Snow Away-A Braided Essay


I am checking my phone in the car passenger seat while Paul grants and revokes driver’s licenses.

“He gets a license. She does not,” he says.  

I want to ask him if I would retain my license, but I already know the answer and it rhymes with snow, which blankets our world, plunging me into a deep abyss of despair.

“I’m flashing my lights. That means go! Go-Go!” Paul shouts at a hesitant driver.

A memory comes to mind, of a persistent go-go boy dancing on top of a bar in Key West. He leans down and asks us if we would like to go play together in the back room. 

“No, thanks,” I mutter and we both offer him a dollar bill to make him go away. I stuff it into the top of his briefs and Paul stuffs it from the bottom, our finger tips meet in the middle, like Lady and the Tramp coming face to face at the end of a long noodle. A year into our relationship, we find this to be utterly adorable in a way that only new couples could.

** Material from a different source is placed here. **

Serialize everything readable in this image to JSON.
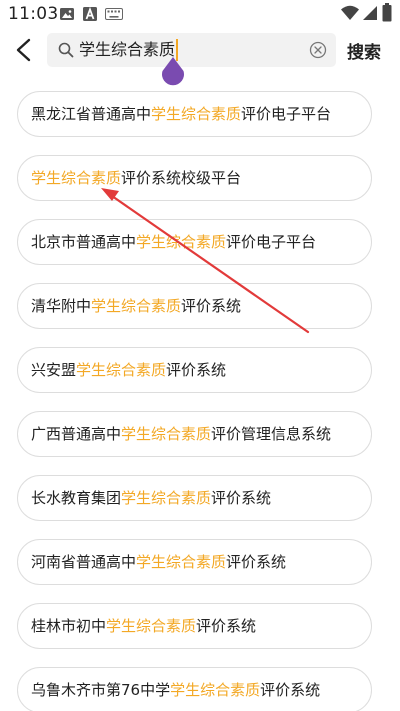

“Adorable,” Paul uses that word all the time now. When I wake up in the morning, my eyes puffy, hair looking like Cruella de Vil on crack, Paul will ask me “How’d you get to be so adorable?” I’ll silently think to myself that A) he is blind; B) he is much too perky in the morning and C), what was C going to be? I can’t remember now, but God how I miss swimming in the sea.

There are only a few weeks of the year that we can comfortably swim in the ocean in Maine, but I could sit forever on the sandy beach in the evening when the sky blushes pink and watch the waves roll in. 

Rollin’ with my homies

Who sang that song?  I look at my phone to check iTunes.  It was Coolio. That’s it. 

Mary-Ellen used to always say that, as if to say “Cool,” but said “Coolio,” instead. Or did she used to say “Cool Beans?” I can’t remember now, but over the holidays we met and shared stories. She has not changed one bit.  It’s funny to think that we kissed one night in high school after a “White Russian” drink party I hosted when my mother was conveniently away.  Both of us drunk and thinking what the hell, we’ll give it a try and then both of us feeling like we just kissed our sibling. 

I’m not certain what to think about the Russian Olympics.  We have stopped buying Russian vodka although I can’t say this has swayed Putin into changing his horrific anti-gay laws in the least.  I often wonder why any sane gay person would want to live in such a frozen place anyway.  Move to someplace warm I say, like Key West. 

Paul looks over at me and I can tell by the way he says it that I have missed it the first time he asked. 

“I said what are you thinking about?” he asks.

“Nothing,” I reply.

“It must be awfully empty in that head,” He says.

I look out the car window at the piles of snow, turning black from the gritty dirt and stained yellow from dogs marking their territory. 

“I guess I was just thinking about how much I fucking hate snow.”